The sensitivity analysis provides reliable evidence that water and oxygen play crucial roles in influencing both growth and electron transfer in Mtr-engineered Synechocystis. The opposite trends of electron transfer fluxes for water and oxygen exchanges suggest that optimizing the balance between water and oxygen uptake, under both light and dark conditions, could be a key strategy in enhancing the electron transport efficiency of Mtr-engineered strains.

Conclusion

Through GSM and FBA analysis, it becomes evident that wild-type cyanobacteria have limited capability to export electrons, while Mtr pathway plays the essential role in enhancing this process. The system's electron transfer is particularly sensitive to certain variation of nutrients, with water and oxygen being outstanding in our study. Achieving a balanced control of water and oxygen exchanges can be a direction in optimizing electron export in Mtr-engineered strains.

References

Bretschger, O., Obraztsova, A., Sturm, C.A., Chang, I.S., Gorby, Y.A., Reed, S.B., Culley, D.E., Reardon, C.L., Barua, S., Romine, M.F. and Zhou, J., 2007. Current production and metal oxide reduction by Shewanella oneidensis MR-1 wild type and mutants. Applied and environmental microbiology, 73(21), pp.7003-7012.

Coursolle, D. and Gralnick, J.A., 2010. Modularity of the Mtr respiratory pathway of Shewanella oneidensis strain MR‐1. Molecular microbiology, 77(4), pp.995-1008.

Feist, A.M. and Palsson, B.O., 2010. The biomass objective function. Current opinion in microbiology, 13(3), pp.344-349.

Jensen, H.M., Albers, A.E., Malley, K.R., Londer, Y.Y., Cohen, B.E., Helms, B.A., Weigele, P., Groves, J.T. and Ajo-Franklin, C.M., 2010. Engineering of a synthetic electron conduit in living cells. Proceedings of the National Academy of Sciences, 107(45), pp.19213-19218.

Knoop, H., Gründel, M., Zilliges, Y., Lehmann, R., Hoffmann, S., Lockau, W. and Steuer, R., 2013. Flux balance analysis of cyanobacterial metabolism: the metabolic network of Synechocystis sp. PCC 6803. PLoS computational biology, 9(6), p.e1003081.

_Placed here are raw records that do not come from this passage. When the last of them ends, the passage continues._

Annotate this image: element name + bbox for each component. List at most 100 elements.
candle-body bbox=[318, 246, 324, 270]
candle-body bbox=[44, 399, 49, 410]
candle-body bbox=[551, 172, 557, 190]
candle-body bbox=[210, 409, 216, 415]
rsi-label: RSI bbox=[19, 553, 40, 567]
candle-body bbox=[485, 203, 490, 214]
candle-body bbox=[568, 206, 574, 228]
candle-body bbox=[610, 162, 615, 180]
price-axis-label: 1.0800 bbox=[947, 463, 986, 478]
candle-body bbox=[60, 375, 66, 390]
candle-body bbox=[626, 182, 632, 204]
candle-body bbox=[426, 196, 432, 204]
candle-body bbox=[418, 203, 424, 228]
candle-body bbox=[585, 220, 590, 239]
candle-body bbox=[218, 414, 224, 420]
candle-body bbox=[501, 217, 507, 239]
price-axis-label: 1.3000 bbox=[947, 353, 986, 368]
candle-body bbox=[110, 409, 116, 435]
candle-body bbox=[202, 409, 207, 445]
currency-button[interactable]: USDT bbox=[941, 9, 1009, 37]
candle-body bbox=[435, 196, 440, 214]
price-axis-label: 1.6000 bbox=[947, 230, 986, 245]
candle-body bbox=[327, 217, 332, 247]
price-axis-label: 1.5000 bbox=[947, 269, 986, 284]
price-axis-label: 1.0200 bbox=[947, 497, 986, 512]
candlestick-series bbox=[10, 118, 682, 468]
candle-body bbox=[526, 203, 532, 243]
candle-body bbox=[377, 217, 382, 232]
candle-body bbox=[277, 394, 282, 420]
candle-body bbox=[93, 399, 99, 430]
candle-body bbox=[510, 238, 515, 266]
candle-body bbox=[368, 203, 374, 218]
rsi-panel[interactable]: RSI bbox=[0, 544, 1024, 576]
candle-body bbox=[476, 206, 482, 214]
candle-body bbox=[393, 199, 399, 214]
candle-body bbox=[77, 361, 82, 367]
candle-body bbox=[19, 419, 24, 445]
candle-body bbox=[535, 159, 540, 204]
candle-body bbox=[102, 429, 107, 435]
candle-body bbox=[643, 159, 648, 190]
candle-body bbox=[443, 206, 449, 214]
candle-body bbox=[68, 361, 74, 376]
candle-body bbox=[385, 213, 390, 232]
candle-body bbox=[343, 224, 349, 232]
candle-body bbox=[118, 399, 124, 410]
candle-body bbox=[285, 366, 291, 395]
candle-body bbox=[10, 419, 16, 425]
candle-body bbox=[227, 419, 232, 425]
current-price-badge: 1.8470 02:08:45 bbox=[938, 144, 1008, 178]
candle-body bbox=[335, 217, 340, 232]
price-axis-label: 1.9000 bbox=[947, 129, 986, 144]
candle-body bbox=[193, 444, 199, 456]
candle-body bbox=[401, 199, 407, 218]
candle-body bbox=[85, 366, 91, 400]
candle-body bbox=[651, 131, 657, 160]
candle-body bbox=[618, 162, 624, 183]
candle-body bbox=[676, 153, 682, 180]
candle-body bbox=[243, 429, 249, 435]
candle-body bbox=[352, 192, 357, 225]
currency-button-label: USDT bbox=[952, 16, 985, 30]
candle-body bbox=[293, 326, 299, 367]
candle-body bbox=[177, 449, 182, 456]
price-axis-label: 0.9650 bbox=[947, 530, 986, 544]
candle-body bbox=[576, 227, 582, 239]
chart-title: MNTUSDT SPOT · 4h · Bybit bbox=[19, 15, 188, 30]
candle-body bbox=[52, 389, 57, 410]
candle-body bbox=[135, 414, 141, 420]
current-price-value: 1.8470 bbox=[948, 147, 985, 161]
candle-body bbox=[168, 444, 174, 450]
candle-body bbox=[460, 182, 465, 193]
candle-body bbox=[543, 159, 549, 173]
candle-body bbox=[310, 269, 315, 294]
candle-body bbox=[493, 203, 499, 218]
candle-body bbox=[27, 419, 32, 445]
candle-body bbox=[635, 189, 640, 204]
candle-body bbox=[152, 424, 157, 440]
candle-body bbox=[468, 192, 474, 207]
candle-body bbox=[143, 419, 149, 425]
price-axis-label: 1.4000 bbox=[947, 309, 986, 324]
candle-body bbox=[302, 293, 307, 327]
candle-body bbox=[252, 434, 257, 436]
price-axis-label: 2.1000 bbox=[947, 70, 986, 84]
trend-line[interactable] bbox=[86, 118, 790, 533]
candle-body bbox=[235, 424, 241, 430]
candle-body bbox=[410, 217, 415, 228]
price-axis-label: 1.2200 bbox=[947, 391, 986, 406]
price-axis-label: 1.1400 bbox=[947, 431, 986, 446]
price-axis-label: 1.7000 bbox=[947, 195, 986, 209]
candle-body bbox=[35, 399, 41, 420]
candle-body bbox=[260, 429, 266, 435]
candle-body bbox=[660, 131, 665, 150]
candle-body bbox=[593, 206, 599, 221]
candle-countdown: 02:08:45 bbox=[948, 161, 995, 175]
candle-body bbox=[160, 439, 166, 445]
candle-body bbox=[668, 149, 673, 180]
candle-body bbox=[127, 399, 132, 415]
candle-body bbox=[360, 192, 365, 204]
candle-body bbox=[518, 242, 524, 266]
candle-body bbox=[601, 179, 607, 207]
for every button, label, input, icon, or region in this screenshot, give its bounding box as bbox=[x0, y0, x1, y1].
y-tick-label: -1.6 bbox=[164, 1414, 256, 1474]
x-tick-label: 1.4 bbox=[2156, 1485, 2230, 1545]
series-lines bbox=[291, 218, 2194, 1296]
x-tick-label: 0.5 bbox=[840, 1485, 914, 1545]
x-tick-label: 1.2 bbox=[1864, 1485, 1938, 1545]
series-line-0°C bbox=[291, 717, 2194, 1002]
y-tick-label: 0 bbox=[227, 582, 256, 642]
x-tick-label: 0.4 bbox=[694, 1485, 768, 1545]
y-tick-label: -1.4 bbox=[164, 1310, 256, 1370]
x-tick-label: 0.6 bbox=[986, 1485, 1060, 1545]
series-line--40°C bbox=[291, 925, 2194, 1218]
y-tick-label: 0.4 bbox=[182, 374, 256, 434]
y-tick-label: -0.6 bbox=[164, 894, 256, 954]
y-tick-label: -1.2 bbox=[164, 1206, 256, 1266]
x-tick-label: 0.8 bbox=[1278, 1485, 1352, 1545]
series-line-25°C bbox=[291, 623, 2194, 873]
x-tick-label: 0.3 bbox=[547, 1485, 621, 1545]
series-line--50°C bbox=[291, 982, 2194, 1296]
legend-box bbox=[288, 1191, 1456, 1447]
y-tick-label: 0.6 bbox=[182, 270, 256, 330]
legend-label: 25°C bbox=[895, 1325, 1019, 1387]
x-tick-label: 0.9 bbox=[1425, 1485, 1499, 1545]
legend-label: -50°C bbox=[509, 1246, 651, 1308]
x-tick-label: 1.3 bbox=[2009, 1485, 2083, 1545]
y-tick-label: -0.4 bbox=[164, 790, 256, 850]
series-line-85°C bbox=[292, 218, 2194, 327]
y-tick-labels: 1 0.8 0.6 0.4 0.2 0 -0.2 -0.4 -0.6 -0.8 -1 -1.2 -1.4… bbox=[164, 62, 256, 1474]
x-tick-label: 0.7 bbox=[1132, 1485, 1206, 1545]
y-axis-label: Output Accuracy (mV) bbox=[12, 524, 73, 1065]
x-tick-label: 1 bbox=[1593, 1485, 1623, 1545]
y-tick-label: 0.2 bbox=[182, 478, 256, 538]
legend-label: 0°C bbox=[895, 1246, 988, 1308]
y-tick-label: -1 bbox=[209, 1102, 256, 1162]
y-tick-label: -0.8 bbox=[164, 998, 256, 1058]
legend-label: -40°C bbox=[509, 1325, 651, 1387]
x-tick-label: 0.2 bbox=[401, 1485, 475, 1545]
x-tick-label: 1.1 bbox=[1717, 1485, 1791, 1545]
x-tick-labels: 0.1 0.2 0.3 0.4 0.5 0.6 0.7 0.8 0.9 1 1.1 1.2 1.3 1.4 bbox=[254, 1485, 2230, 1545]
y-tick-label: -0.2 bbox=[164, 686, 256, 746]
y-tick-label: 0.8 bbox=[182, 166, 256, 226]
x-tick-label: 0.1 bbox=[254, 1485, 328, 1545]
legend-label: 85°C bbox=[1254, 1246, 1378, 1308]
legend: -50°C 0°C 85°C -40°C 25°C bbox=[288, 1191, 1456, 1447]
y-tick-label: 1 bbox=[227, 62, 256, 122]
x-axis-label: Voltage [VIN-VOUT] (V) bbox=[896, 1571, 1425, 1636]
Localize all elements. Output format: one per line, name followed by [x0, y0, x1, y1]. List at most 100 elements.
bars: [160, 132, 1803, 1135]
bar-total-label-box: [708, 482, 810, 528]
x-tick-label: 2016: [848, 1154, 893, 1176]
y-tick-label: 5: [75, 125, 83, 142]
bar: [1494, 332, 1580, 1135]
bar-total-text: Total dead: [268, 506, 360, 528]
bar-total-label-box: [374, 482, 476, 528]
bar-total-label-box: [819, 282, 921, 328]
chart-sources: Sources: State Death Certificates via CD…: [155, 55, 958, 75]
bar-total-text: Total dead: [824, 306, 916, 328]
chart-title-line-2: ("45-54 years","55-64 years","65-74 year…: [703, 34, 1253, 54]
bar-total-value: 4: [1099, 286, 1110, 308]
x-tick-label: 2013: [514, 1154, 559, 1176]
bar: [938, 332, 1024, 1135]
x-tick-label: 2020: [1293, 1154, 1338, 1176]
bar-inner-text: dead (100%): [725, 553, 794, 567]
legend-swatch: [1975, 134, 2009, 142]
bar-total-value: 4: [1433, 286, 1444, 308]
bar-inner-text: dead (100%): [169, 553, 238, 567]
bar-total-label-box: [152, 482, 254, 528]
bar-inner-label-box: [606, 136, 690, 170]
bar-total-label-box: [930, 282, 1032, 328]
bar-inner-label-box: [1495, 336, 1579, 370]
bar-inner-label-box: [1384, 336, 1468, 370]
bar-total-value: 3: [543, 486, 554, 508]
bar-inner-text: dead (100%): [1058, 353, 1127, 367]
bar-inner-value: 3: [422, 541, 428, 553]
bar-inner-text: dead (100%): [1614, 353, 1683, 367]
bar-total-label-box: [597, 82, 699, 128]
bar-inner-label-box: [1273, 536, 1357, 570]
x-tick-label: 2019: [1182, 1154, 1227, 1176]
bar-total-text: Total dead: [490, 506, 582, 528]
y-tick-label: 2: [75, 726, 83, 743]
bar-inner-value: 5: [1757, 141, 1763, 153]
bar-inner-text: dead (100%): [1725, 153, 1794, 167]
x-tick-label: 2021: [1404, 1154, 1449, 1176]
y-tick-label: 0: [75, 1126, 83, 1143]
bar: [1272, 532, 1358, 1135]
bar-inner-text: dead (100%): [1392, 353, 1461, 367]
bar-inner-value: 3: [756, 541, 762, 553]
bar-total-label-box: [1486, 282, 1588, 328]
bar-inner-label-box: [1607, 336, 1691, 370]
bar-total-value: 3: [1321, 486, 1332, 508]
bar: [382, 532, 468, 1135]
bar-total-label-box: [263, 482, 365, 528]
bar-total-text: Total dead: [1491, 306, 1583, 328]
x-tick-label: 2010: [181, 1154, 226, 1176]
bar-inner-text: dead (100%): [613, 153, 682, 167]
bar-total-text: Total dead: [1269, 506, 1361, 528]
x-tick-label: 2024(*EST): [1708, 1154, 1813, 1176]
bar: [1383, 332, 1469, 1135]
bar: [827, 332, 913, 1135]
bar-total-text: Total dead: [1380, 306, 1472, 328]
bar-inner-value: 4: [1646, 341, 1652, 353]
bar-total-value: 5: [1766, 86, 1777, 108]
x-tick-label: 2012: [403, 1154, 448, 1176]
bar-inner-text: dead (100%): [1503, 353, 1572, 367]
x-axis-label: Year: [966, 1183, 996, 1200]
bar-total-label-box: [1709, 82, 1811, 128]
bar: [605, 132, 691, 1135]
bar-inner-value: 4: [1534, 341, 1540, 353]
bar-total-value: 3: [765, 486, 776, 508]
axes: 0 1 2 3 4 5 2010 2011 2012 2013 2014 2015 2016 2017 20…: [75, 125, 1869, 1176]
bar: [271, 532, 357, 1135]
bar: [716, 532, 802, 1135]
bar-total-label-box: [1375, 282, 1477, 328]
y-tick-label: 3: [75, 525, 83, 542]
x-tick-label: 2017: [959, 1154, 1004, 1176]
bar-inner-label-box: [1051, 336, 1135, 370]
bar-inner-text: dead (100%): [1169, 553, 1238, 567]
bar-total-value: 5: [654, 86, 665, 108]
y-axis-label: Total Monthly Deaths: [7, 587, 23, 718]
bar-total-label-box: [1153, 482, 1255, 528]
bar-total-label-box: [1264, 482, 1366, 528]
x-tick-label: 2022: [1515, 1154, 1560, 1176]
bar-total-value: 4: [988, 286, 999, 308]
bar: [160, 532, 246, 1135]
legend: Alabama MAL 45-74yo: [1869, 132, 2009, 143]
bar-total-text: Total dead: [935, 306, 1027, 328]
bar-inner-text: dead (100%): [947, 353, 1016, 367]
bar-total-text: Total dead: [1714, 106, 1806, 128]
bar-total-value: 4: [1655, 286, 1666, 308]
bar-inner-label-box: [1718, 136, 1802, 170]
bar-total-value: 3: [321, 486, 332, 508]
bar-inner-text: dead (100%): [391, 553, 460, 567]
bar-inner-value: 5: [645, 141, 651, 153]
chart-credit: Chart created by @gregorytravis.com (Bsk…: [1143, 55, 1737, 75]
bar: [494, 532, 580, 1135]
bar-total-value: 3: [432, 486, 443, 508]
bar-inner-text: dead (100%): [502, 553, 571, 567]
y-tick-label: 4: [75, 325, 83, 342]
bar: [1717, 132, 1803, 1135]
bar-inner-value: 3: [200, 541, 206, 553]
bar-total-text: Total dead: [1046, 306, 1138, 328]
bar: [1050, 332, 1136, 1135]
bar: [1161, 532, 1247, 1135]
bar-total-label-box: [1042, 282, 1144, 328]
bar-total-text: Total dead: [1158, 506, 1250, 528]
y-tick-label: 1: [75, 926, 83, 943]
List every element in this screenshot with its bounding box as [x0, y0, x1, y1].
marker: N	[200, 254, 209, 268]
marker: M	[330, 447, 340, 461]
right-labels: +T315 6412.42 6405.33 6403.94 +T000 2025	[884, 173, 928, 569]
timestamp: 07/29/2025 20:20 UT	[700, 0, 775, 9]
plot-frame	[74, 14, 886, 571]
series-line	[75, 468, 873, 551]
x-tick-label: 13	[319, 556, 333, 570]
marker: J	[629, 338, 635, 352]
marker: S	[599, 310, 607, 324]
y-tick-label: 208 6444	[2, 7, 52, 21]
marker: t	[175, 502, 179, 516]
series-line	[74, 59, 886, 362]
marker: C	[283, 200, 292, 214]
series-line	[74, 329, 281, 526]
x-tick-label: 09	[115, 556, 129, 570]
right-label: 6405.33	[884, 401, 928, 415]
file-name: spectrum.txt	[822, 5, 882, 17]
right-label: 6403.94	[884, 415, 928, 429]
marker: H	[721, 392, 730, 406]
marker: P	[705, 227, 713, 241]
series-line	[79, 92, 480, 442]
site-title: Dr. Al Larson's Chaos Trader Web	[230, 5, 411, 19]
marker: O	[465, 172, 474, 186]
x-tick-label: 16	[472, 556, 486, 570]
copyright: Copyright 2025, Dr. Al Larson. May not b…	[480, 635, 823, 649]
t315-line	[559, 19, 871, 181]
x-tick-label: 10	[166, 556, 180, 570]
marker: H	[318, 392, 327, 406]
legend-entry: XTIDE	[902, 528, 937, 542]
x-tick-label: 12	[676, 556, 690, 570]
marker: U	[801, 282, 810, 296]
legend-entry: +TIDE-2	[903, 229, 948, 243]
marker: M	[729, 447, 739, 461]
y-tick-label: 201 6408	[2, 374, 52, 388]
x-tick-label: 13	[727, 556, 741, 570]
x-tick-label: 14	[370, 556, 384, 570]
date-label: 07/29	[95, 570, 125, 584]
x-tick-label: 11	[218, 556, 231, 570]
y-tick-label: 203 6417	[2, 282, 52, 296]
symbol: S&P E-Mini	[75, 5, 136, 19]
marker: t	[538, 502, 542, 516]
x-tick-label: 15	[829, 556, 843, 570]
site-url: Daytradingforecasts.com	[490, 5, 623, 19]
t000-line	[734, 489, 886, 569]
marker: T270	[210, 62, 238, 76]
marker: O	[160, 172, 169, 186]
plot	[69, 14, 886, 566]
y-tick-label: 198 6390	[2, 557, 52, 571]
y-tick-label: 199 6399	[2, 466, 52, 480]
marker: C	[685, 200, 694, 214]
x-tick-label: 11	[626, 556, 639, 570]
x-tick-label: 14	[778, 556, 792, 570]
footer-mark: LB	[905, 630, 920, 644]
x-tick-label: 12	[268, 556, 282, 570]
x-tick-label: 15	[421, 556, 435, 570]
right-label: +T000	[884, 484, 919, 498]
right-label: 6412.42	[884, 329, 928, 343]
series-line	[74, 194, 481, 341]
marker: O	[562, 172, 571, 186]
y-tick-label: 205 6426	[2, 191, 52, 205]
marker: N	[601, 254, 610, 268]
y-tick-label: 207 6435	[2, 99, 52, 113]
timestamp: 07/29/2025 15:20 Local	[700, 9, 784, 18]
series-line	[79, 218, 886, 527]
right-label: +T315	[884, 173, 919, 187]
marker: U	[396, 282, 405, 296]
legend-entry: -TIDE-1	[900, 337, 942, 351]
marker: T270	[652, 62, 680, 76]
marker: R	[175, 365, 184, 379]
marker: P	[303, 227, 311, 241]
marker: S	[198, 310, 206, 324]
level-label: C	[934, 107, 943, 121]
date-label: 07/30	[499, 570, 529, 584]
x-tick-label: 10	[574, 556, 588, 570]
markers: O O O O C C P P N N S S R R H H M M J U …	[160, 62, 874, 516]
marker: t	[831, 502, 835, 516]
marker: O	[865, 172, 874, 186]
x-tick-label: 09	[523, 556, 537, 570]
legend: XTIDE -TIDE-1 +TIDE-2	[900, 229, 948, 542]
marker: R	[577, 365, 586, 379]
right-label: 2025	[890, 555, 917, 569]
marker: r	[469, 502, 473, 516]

Marritt, S.J., McMillan, D.G., Shi, L., Fredrickson, J.K., Zachara, J.M., Richardson, D.J., Jeuken, L.J. and Butt, J.N., 2012. The roles of CymA in support of the respiratory flexibility of Shewanella oneidensis MR-1.

O’Brien, E.J., Monk, J.M. and Palsson, B.O., 2015. Using genome-scale models to predict biological capabilities. Cell, 161(5), pp.971-987.

Orth, J.D., Thiele, I. and Palsson, B.Ø., 2010. What is flux balance analysis?. Nature biotechnology, 28(3), pp.245-248.